Gosanimari is both a village and an archaeological site in Cooch Behar district of West Bengal, north-eastern India. The name of this site was taken from the modern grampanchyat name of the Dinhata subdivision.
The site contains ruins of ancient city of Kamtapur, capital of Kamata kingdom, occupying a large area of ancient Kamarupa and Vanga.
Dr.Buchanan Hamilton in 1808 had left a vivid description along with a sketch of the mound and site which still hold good in authenticity. According to Dr. R.D. Banerjee stodd as buffer kingdom between Ohoms of Assam and Muslim Kingdom of Bengal in the 15th century AD. He opined that the khens might built Gosanimari, but it is also possible that these Mongoloid people only used the ruins of fortification which had been built several centuries before. After the independence Archaeological Survey of India took over the responsibility of this site.
It is believed parts of the ancient kingdoms important temples and buildings are now buried under a large grass grown mound. So far two large stone wells have been excavated, along with a large stone walls and a number of idols too. Pottery work includes vases, bowls, basin, dish, beaker etc. The facial and physiognomical delineation indicate the idols are the products of c. 11th and 12th century AD and influenced by Pala-Sena school of art.

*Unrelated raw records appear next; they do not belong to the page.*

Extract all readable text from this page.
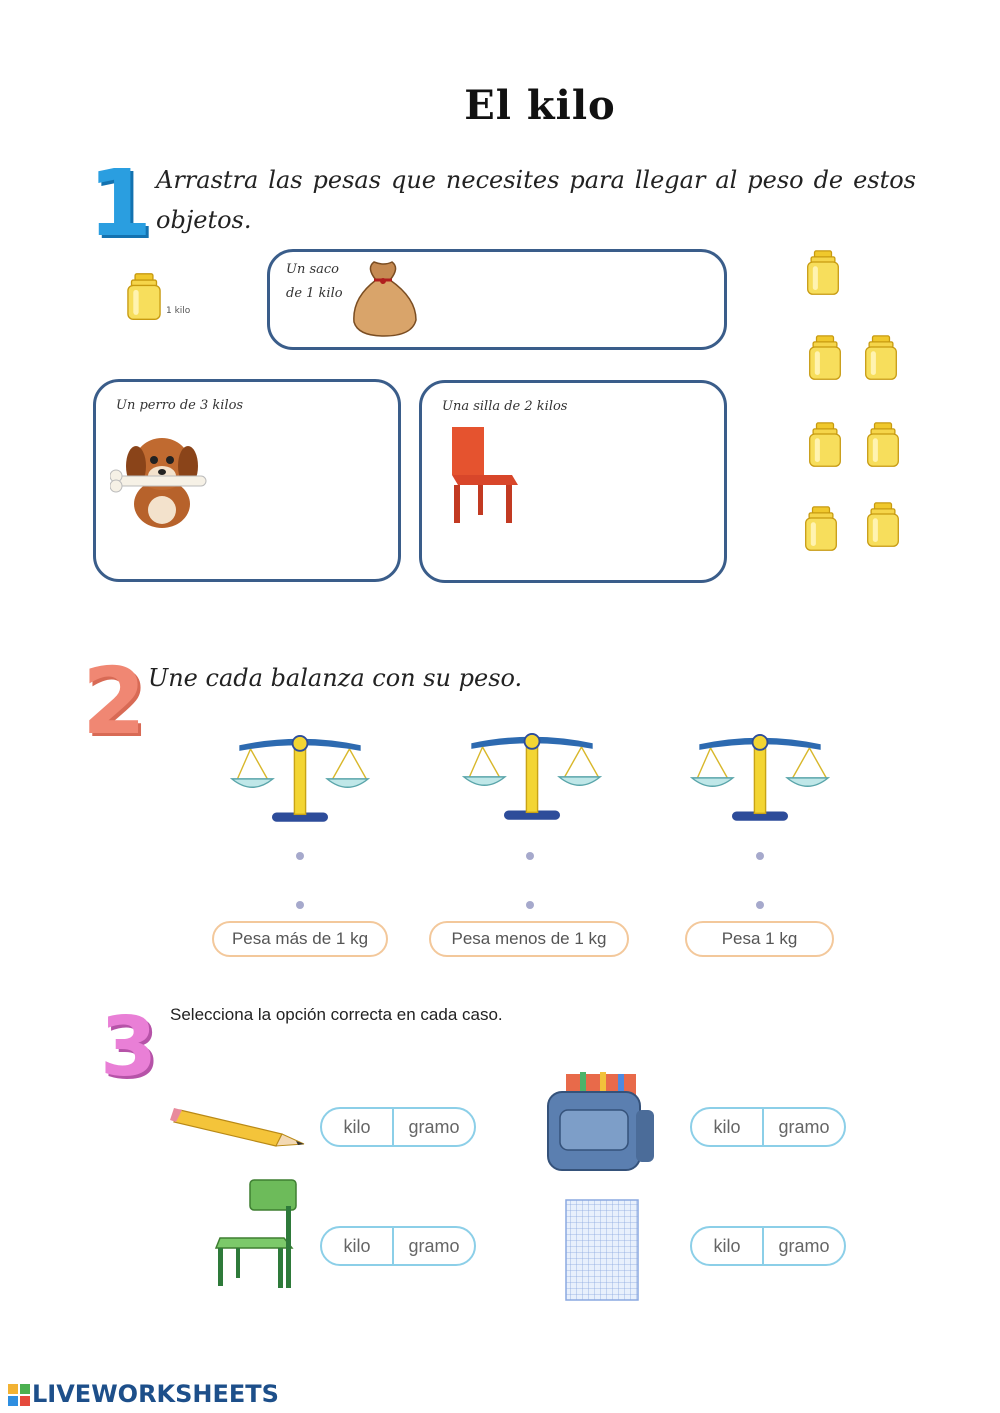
El kilo
1 Arrastra las pesas que necesites para llegar al peso de estos objetos.
1 kilo
Un saco
de 1 kilo
Un perro de 3 kilos	Una silla de 2 kilos
2 Une cada balanza con su peso.
Pesa más de 1 kg	Pesa menos de 1 kg	Pesa 1 kg
3 Selecciona la opción correcta en cada caso.
kilo	gramo	kilo	gramo
kilo	gramo	kilo	gramo
LIVEWORKSHEETS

The Kingdom of Kamata was between the 11-12th Century A.D. by the dynasties of Pala & Sena. Then after by the Khen dynasty in the 14th century AD until 1498 AD. Then the King Nilambara was defeated by the Sultan Hussein Shah of Gaud, who had it ruled by the Koch dynasty from early on in the 16th Century.
When the English came along they Anglicized the term Koch to Cooch, hence the name Cooch Behar State.